Over 2,000 state firms shifted to private sector in Cuba

Over 2,000 state firms shifted to private sector in Cuba
Submitted by admin4 on 30 April 2013 - 12:18pm
By IANS/EFE,

Havana : The Cuban government has leased more than 2,000 small
businesses to their old employees, who have increased the firms' income
and the quality of the services provided.

This new form of non-state management, included in the economic reform
plan of President Raul Castro, was begun on an experimental basis in
2009 in barber shops and hair styling salons, but it was later expanded
to 47 economic activities.

To date, 2,041 businesses have been leased to a total of 5,479
employees, according to figures compiled by the Domestic Commerce Ministry.

The former employees are in charge of organizing the business, providing
the necessary resources, maintaining or improving the store and they
assume all the rent, electricity, telephone, gas and water payments.

They also set the prices of the services they provide.

The Cuban government acknowledges that this method has improved service,
has increased salaries and the new business operators feel more
motivated to the point where absenteeism has been reduced, although it
is still prevalent in the state-run sector given the meager salaries and
the lack of incentives there.

The workers also feel they are benefiting, like the employees of the Leo
hair salon in Havana's El Vedado neighbourhood, which for the past 16
months has been operating under new management.

"The pay has improved a lot.
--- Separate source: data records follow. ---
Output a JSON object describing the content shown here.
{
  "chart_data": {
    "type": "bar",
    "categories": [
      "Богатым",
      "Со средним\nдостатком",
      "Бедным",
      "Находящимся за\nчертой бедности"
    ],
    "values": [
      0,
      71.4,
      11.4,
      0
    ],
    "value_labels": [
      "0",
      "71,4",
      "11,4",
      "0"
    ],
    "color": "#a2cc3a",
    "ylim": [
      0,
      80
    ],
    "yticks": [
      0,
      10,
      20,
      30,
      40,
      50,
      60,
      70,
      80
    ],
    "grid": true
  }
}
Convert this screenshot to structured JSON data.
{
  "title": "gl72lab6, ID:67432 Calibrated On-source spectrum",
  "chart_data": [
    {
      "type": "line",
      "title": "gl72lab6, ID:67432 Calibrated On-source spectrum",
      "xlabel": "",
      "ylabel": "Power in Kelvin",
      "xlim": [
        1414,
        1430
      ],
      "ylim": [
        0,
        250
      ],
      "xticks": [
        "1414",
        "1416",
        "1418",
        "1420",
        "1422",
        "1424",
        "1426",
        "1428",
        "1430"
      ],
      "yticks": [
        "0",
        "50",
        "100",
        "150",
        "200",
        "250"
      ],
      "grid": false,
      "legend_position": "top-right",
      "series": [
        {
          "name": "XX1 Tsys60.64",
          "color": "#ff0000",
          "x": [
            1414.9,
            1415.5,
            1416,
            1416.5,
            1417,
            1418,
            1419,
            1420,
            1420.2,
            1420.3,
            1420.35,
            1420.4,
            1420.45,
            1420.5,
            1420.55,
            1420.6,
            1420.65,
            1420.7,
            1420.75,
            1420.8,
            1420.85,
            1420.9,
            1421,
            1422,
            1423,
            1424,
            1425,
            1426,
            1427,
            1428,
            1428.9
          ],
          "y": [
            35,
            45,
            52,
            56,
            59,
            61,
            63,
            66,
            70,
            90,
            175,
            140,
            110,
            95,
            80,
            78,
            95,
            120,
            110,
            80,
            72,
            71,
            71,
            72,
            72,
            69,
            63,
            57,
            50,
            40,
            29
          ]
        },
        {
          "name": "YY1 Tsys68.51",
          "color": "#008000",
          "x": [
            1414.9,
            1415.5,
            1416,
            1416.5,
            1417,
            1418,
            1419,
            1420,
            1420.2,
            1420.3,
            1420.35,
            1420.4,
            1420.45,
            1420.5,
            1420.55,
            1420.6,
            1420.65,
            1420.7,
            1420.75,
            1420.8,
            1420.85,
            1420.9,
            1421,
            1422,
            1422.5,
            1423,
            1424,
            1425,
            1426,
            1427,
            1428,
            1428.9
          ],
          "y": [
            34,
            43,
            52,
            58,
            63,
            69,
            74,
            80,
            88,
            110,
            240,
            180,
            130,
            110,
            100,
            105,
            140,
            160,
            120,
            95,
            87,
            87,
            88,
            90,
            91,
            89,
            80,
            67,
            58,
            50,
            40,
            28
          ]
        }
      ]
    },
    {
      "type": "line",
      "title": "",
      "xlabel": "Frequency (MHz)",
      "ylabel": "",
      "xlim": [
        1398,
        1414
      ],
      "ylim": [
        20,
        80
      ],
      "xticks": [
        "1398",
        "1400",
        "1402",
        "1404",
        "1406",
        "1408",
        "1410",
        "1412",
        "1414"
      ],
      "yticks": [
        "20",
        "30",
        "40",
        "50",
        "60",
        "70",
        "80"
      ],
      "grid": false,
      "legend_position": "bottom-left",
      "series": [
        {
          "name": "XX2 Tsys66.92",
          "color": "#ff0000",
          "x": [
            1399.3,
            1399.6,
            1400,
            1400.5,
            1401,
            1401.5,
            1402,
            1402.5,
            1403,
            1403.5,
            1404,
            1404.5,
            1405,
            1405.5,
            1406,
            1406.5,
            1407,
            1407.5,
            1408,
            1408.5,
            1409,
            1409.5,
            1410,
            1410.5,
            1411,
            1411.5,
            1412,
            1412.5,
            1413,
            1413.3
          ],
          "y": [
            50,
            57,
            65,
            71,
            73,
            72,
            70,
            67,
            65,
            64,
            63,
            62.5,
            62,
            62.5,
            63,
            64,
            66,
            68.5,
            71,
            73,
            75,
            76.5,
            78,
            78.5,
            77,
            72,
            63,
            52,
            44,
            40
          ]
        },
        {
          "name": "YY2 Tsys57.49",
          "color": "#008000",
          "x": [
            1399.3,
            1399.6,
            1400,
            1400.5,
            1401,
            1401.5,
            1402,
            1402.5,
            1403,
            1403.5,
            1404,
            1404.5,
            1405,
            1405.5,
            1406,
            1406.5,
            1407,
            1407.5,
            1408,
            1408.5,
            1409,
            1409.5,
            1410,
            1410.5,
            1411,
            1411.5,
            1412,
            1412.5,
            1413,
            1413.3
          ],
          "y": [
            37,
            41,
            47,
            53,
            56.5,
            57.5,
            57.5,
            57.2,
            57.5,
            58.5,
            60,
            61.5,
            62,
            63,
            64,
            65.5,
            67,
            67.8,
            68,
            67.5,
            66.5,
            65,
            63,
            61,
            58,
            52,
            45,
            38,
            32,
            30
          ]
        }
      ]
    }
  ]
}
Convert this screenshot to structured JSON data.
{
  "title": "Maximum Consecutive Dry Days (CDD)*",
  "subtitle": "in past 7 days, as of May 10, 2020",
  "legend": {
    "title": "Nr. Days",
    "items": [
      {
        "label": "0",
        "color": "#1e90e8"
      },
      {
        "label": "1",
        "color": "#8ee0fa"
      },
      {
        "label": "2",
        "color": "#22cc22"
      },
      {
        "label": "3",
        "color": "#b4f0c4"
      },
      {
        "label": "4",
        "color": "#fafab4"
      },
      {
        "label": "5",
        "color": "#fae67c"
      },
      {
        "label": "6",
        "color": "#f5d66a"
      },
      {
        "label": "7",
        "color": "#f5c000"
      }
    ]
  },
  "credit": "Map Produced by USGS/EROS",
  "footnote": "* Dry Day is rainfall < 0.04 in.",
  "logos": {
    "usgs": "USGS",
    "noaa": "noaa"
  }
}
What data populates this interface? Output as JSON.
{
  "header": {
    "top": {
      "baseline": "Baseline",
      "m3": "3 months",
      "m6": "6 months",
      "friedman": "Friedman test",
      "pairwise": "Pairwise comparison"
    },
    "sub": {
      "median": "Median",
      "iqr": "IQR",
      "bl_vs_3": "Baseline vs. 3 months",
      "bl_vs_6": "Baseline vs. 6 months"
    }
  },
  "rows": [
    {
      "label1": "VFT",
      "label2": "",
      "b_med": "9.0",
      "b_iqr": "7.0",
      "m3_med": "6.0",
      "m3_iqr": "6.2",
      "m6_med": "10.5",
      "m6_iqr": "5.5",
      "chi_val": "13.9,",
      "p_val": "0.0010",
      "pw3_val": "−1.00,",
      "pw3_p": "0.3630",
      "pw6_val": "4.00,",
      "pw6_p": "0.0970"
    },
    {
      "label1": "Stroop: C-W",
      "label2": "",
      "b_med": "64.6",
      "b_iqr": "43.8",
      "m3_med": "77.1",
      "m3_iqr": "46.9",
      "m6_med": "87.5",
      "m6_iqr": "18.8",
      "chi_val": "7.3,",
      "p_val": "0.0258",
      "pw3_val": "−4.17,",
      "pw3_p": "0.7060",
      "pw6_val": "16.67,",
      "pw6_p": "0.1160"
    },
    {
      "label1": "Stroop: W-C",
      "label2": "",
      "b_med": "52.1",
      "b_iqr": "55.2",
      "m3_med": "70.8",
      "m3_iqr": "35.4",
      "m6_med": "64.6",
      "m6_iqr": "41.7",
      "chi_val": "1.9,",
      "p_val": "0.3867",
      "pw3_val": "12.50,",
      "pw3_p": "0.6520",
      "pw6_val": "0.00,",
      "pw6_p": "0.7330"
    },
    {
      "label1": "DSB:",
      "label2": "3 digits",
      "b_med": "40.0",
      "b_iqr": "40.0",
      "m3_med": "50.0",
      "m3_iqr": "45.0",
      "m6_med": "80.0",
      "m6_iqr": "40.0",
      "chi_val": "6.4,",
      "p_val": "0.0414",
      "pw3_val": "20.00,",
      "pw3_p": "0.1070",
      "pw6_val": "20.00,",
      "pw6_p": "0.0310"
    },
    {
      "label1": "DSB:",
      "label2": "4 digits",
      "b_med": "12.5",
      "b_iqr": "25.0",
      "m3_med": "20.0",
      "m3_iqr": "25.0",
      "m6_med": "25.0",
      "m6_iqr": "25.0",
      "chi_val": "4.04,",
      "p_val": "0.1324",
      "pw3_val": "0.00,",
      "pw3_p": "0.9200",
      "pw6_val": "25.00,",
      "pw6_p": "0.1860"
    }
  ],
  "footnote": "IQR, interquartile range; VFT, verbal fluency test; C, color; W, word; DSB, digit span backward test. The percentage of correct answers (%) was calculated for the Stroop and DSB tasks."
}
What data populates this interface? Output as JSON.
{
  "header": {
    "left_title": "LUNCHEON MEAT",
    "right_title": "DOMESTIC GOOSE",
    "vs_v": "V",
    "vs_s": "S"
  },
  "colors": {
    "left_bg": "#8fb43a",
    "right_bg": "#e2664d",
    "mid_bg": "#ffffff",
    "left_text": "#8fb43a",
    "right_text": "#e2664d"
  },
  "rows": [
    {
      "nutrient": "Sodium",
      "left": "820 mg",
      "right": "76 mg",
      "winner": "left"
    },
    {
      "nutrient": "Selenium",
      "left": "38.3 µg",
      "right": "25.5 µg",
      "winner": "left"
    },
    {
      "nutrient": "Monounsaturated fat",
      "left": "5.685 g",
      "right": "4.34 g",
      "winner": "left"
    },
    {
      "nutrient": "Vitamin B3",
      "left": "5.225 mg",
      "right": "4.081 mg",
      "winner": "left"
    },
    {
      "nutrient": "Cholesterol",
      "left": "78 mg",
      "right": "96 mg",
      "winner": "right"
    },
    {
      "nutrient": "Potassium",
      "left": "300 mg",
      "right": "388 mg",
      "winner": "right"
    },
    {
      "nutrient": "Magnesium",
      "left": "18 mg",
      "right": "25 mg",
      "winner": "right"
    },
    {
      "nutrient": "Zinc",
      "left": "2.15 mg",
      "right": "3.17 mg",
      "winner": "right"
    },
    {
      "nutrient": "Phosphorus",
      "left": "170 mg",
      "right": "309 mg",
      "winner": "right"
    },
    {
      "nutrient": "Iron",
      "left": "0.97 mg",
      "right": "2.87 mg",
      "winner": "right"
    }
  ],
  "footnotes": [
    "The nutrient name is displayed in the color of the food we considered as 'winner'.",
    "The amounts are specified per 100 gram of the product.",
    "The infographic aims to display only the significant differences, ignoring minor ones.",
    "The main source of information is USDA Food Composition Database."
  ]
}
Before, the minimum wage was 255 pesos a
month (about $9) and now that things have changed, the improvement is
substantial," Milagros, 35, one of the five hair stylists at the shop,
told EFE.

Not everything is favourable, however. Besides the burden of taxes, the
recurring complaint in Cuba's emerging private sector is the absence of
a wholesale market where business operators can buy supplies.